I was reading a couple articles in the Chicago Tribune, each talking about family travel, the best places to go and how to make the trip enjoyable for kids. One of the pieces discussed a family trip to Rome, where the writer's 13-year-old daughter had most wanted to visit. She provided a couple tips on what worked and what did not when traveling with a teenager. And while the advice certainly seemed helpful to a parent, I found myself thinking about the kid's reaction.

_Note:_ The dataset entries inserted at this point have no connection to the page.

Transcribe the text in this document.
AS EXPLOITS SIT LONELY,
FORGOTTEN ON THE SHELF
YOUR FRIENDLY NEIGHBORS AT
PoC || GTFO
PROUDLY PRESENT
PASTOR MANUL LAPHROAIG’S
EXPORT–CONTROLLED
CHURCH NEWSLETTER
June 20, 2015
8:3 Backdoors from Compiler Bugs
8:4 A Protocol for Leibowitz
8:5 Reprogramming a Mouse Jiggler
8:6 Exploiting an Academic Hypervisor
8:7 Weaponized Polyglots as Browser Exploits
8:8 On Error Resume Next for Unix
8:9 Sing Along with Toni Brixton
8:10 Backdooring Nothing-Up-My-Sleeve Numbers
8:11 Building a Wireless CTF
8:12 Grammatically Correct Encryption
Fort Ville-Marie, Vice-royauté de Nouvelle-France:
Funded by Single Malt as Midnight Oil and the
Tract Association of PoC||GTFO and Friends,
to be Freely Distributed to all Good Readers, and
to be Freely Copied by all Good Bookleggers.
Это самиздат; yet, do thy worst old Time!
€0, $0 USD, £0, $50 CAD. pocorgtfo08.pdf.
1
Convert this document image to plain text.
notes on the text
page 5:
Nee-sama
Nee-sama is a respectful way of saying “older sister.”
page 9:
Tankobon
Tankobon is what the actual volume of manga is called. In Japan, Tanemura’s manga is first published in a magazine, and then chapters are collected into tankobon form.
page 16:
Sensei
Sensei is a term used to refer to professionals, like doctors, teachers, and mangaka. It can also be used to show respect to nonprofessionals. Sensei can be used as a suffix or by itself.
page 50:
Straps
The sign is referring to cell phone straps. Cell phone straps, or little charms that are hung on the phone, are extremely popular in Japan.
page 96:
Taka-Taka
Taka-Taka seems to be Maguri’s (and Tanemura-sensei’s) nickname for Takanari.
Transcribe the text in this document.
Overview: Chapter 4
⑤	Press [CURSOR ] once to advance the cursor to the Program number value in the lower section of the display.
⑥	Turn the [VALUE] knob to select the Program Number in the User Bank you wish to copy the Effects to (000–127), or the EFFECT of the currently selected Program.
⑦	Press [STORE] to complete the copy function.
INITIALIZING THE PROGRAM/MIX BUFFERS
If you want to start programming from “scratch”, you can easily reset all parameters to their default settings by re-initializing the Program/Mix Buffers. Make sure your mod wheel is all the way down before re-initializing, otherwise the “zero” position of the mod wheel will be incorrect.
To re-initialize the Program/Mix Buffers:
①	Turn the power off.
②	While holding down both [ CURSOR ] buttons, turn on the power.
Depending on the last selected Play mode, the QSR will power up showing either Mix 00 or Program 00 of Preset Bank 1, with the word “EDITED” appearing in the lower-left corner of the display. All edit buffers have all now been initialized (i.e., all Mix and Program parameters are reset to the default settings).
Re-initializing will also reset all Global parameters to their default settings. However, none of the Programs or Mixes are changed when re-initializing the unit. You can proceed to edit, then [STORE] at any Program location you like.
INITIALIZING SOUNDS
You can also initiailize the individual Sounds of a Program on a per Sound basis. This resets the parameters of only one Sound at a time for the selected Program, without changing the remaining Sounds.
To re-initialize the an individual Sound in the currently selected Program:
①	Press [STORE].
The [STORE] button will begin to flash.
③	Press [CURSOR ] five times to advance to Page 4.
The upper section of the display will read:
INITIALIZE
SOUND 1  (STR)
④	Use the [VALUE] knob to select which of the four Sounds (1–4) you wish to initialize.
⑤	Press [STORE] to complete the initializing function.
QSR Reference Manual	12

I traveled a lot when I was younger, mostly because my father is from England and my mom, New York, so we would go on vacations to visit our extended family a lot. I consider myself very lucky to have left the country at a young age, of course many of those early trips I cannot remember at all. And in all honesty, what was there to remember, being so young, nothing has much of an impact on you. However, it was when I started grasping the importance and significance of places I was visiting that travel became a real experience for me. And I give my parents credit for their methodically planned vacations, it made for a more enjoyable trip. But as everyone knows, pre-teens and teenagers can be some of the most difficult people to travel with. I had my fair share of selfish moments, temper tantrums and rebellious comments, despite my parents' efforts. So when I read about this woman worrying about keeping her daughter happy and entertained, I felt sympathetic for her. Because many parents have the same concerns, the fear that their children will not have a good time, or, God forbid, get bored. It happens, it's inevitable. But there are ways to avoid perpetual whining, complaining or sulking.
I agreed with ideas from the article, in fact, some of them I wish my parents had adopted as protocol for our numerous family trips. But I digress. The first thing she mentioned was the rooming situation. Since it was just her husband, her and her daughter, they opted for a suite-style, which gave the girl space of her own to sleep, relax and steal away from her parents--if only for a couple minutes. This was smart, because 13 is usually the age where kids still like being around their parents and rely on them, but they begin to seek independence, too. And let's face it, sometimes parents can just get annoying.
Another part of the trip she talked about was getting a special visitors pass to skip many of the long lines at popular tourist attractions, because what kills a child's spirit and enthusiasm more than having to wait for hours in a line? On top of that, she said they decided not to get a guide or sign up for tours--the one they did do was horrible. I was a little mixed on this, mostly because I enjoy taking tours. I feel that a tour guide can provide you more insight on a place than some brochure or automated tape can. In fact, I have learned a lot of fascinating things about places through a guide's anecdotes. I realize that not all tour guides are great, and sometimes you get one that sounds like he or she would rather be eating cardboard than talking to you. However, if you are lucky enough to land a guide that has passion and vigor for what they are talking about, you will get so much more out of a place. Where I do agree with her is the fact that her daughter is young, and sometimes teenagers compare a guide to a teacher, and they do not need to be lectured while on vacation. They would much rather look at things on their own and saunter from one artifact to the next at their own leisure.
One final point I want to mention from her article was the fact that they allowed time to just wander, no agenda, no schedule. That is one of the best things you can do when traveling with a child or teenager, because it gives them the ability to call the shots once and a while. If they want to go right instead of left, they can; and if they feel inclined to step into a store, they can. Most of the time, my parents had things planned out for us, whether it was a tour or a visit to a certain museum. But, they also left whole mornings or afternoons open for us to do whatever we wanted: shop, explore, relax, eat, etc. Having every single moment scheduled can make a vacation feel like a chore, which no child likes. Plus, when you give yourself time to just walk around a city, you might just stumble upon something unexpected, something not mentioned in a guide book.
I know many parents worry about making sure their kids have a good time on vacation, and it is a legitimate concern, especially with teenagers. But just think about how you were as a child, what you would have liked to do or see while traveling. If you imagine yourself in you kid's shoes, just for a moment, you will realize that it is the simple things--giving them their own room/sleeping space, avoiding circumstances that will cause them to complain--that will make the trip enjoyable for everyone in the family.